We have seen clubs like Brighton and Hove Albion often targeted for homophobic abuse and chanting, while in the United States, players use homophobic language towards fellow players, and this has resulted in matches being suspended or players refusing to play on. Similar incidents have occurred in cricket, tennis, and boxing over the years, and it is the inherent fear in players and fans, that is the reason we have only seen a handful of professionals in these sports come out, because they know the abuse that they will be subjected to will be incessant.
Yet, rugby union is very different to any other sport. Rugby union has always prided itself on the fact is a game played gentlemen and it’s a game full of respect, and this has been clearly seen when it comes to accepting those involved in the game who are part of the LGBT+ community. In 2007, rugby referee Nigel Owens was one of the first sportspeople to come out as gay, and Owens spoke of the fear of coming out;
‘It got to the point where I thought: do I carry on with my life, or do I try and hide it and continue with refereeing? Or do I come out and risk my career? There was no one openly gay in the world of rugby then’
Since coming out, Owens has said he felt born again, and although he has been subjected to some abuse by individuals in the stands, the rugby community has come together in an effort to stamp this out. During a match between England and New Zealand in 2014, Owens was the subject of homophobic abuse by an individual in the stand. However, two other fans immediately reported the individual to security and he was subsequently removed from his seat and given a lengthy stadium ban for any rugby match. It is this swift and robust response that is needed in all sports to make anyone who is part of the LGBT+ community to feel accepted.
Two years after Nigel Owens came out, former Welsh captain Gareth Thomas announced that he was gay, and while feeling the same fear as Owens did, Thomas felt it was important for him to come out, and to inspire others who were in the same dark situation that he was in;
‘I don’t know if my life is going to be easier because I’m out but, if it helps someone else, if it makes one young lad pick up the phone to ChildLine, then it will have been worth it’
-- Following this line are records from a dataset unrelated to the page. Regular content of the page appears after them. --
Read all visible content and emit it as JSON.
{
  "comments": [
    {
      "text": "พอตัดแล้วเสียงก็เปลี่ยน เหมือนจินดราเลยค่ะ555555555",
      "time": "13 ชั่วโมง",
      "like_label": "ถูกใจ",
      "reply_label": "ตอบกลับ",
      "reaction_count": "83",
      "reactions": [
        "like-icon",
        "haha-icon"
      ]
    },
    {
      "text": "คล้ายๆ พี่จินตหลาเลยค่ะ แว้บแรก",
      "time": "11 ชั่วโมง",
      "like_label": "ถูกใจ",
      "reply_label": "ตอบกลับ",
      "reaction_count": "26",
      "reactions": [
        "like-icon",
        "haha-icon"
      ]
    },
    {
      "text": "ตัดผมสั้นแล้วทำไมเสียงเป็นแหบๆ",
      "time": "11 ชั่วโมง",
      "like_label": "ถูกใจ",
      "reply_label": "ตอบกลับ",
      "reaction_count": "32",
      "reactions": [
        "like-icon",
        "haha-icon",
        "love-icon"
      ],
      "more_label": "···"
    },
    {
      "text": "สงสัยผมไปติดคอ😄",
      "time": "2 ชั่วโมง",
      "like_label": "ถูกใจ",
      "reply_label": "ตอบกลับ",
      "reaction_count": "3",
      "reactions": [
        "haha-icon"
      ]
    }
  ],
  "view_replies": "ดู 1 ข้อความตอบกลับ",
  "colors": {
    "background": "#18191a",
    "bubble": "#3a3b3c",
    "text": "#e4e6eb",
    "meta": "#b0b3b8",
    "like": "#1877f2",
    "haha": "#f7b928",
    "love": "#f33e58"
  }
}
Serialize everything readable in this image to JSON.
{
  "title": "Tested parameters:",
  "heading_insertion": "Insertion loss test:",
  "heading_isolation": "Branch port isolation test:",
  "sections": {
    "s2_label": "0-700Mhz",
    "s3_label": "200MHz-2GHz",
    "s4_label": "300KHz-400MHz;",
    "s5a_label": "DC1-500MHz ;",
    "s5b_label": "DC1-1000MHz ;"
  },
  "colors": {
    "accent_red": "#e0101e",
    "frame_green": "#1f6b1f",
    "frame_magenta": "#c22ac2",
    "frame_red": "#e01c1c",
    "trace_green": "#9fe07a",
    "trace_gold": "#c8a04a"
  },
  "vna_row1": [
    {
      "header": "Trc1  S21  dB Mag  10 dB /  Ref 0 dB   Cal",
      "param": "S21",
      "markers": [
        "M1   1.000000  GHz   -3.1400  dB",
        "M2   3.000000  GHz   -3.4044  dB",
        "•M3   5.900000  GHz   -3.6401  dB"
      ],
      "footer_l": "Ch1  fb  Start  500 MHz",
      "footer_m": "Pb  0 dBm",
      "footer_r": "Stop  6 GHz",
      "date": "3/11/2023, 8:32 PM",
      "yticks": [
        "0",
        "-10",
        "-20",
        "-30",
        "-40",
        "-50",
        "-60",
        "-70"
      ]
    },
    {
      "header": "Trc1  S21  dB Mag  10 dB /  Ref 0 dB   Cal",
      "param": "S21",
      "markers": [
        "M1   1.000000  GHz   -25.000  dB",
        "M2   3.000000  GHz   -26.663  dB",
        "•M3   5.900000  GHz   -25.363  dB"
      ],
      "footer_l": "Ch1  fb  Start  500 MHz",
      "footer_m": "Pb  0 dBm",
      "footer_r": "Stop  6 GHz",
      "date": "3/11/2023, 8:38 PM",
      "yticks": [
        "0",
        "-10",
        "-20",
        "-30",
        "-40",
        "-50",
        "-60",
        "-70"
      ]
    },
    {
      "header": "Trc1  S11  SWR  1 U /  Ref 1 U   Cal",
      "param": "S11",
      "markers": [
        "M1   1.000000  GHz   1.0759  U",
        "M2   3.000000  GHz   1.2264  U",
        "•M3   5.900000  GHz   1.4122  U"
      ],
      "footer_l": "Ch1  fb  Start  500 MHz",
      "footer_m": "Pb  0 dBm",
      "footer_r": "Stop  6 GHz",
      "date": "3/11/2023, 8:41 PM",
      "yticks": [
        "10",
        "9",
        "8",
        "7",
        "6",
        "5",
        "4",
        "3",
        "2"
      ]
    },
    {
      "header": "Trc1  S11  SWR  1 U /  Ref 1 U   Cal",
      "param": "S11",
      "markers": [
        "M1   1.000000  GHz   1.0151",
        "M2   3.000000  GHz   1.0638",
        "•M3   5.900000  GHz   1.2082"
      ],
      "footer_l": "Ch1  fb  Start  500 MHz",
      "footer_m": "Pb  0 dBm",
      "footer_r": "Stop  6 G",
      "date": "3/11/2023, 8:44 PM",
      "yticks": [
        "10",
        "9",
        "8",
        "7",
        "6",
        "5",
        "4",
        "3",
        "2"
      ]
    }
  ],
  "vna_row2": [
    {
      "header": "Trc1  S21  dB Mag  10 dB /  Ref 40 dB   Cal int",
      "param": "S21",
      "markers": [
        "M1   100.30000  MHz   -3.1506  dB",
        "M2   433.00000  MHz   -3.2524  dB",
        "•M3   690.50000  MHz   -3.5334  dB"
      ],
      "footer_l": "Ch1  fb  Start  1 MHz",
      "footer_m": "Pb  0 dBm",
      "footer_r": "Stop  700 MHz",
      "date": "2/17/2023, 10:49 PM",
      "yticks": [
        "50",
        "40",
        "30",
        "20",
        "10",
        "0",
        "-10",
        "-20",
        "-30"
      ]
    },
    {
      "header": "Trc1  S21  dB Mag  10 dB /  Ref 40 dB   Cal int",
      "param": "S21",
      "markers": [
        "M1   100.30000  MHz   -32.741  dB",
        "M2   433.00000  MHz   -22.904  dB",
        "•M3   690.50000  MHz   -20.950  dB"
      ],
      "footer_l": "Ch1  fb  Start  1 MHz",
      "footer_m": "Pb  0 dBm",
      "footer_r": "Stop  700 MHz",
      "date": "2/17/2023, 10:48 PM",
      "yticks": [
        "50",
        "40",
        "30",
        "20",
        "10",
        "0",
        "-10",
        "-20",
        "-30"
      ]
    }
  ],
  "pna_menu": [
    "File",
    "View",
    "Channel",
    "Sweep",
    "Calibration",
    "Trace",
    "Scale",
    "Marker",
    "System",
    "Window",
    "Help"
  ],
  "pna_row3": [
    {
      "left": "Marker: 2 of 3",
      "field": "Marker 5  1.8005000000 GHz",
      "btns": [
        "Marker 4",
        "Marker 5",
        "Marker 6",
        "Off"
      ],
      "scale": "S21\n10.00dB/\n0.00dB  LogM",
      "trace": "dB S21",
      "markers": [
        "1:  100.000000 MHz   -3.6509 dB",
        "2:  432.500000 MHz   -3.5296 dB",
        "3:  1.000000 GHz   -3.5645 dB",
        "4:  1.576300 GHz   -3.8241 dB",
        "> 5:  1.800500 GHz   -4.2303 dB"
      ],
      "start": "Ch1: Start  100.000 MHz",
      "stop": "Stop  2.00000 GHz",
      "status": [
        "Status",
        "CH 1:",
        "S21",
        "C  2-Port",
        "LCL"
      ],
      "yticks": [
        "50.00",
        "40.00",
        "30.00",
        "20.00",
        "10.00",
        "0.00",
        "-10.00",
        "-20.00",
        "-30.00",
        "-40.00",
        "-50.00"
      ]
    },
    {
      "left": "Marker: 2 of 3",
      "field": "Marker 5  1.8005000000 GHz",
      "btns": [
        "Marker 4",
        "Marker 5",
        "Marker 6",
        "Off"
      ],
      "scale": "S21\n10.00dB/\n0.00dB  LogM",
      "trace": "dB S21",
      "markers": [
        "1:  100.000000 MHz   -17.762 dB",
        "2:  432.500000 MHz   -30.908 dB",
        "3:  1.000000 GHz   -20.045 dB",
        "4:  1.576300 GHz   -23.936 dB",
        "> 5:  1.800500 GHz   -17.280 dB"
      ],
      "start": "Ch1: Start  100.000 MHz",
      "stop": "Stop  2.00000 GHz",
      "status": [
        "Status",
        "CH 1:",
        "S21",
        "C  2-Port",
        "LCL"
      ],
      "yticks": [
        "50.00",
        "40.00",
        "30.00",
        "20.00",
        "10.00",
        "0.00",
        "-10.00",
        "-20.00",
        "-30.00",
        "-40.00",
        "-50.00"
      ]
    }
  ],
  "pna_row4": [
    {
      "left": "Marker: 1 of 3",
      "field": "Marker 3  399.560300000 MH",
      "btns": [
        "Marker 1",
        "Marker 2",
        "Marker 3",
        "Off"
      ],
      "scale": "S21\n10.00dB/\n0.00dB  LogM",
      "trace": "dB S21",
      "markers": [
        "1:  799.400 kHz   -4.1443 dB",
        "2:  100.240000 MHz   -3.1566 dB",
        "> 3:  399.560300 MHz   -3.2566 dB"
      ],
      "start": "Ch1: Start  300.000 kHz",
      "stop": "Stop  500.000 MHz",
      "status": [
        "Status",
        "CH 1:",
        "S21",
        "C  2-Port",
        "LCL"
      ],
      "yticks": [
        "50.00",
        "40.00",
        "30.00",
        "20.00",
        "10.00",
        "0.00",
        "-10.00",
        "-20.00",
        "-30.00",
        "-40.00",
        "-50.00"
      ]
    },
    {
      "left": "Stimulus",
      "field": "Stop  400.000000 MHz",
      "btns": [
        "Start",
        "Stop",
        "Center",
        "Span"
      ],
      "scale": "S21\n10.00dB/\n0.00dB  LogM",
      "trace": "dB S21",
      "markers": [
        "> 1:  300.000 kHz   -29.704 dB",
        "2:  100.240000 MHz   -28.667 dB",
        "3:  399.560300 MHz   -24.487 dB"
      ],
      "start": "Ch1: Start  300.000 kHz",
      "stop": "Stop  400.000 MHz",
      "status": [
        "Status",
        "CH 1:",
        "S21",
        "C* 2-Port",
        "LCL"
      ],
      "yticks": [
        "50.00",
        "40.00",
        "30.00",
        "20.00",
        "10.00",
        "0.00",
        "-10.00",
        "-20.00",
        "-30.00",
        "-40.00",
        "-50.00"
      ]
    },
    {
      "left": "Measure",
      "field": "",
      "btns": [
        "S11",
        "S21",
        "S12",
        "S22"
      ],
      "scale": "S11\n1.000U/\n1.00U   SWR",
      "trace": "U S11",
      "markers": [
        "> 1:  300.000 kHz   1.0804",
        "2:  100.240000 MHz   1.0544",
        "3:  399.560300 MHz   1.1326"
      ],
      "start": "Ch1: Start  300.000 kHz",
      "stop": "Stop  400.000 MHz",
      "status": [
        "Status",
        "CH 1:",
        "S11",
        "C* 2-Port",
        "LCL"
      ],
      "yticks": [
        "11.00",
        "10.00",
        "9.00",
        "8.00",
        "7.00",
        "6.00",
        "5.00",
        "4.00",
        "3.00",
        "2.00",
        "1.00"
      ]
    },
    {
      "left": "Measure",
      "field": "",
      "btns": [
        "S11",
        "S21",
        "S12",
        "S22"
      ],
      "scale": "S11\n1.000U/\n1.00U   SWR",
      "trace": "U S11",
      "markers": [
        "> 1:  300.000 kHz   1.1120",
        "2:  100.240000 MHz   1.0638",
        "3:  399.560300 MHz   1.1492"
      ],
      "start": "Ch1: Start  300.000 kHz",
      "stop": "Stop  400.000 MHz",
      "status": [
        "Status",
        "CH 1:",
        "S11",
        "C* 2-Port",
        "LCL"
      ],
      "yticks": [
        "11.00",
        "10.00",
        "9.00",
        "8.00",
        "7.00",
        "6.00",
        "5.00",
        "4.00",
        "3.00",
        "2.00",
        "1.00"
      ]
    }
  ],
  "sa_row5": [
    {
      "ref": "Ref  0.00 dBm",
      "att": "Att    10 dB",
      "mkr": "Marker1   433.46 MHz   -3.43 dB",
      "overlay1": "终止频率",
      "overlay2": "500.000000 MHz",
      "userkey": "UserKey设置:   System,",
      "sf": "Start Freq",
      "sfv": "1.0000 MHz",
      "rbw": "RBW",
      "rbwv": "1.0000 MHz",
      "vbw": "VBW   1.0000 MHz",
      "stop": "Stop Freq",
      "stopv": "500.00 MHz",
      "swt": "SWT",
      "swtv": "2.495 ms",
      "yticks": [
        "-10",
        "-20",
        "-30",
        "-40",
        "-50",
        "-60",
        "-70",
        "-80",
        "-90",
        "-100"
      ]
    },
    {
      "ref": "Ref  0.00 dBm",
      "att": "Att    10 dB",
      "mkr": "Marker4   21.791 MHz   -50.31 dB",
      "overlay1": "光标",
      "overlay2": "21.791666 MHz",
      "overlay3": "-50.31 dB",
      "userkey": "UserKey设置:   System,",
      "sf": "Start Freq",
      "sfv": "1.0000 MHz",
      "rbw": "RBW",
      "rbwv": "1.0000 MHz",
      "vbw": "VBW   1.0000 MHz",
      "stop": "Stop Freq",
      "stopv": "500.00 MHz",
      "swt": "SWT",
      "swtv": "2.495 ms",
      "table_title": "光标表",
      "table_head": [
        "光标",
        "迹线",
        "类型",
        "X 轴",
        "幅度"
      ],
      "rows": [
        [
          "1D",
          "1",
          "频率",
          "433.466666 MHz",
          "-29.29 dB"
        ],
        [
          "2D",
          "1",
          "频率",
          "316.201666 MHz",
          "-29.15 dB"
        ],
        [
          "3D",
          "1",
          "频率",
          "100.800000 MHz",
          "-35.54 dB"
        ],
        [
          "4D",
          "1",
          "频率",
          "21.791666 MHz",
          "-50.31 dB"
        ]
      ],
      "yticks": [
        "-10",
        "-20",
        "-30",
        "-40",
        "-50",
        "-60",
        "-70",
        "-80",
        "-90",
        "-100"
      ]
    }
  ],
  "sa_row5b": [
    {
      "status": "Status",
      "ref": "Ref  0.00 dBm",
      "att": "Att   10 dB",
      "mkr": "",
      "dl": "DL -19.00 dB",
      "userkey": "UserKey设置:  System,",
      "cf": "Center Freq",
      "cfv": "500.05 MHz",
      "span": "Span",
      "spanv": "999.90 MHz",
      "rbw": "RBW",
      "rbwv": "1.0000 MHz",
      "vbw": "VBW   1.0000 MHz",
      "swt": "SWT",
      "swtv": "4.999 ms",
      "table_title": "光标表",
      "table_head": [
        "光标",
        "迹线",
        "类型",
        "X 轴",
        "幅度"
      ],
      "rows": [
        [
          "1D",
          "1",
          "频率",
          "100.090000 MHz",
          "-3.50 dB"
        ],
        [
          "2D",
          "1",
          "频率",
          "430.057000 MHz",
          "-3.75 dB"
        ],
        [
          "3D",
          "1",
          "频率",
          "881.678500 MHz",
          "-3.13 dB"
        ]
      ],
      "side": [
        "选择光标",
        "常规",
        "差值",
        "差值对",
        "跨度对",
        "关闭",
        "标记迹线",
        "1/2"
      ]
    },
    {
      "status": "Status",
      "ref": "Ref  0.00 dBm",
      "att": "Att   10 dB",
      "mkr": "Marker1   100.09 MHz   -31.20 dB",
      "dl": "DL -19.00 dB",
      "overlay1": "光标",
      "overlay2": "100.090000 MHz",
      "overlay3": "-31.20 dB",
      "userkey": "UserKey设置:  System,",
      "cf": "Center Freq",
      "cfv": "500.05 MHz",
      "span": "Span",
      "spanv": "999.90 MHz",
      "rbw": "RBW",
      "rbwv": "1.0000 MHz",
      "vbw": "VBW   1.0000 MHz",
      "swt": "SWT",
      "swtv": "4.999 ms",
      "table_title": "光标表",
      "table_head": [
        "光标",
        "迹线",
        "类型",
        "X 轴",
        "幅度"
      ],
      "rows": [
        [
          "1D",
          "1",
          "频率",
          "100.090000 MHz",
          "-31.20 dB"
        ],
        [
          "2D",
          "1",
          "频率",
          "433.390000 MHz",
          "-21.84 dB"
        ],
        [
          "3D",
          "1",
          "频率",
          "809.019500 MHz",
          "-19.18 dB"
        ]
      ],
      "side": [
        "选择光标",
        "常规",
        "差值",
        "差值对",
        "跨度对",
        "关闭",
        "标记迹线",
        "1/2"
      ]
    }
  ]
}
In 2018, Thomas was attacked by a 16-year-old boy in Cardiff, and while police asked the former Welsh captain if he wanted to press charges, Thomas wanted to meet the boy and talk to him about LGBT+ issues and educate him. Since then, Thomas has been pushing for laws to be introduced in sports ground, in particular football stadiums to make homophobic abuse on par with racist abuse;
‘I wanted to leave behind something permanent that will create an environment for footballers, players, fans, boardroom where people will feel safe to be themselves’
There is no doubt that numerous sports have to improve their image when it comes to LGBT+ issues. However, rugby has shown that it is a true supporter and leader in the acceptance of the LGBT+ community. Some of the leading rugby union nations like Wales and England have created LGBT+ teams, allowing players to play the game without the fear of being judged on their personal lives. It is actions like these that make rugby union a driving force in the movement to support the LGBT+ community.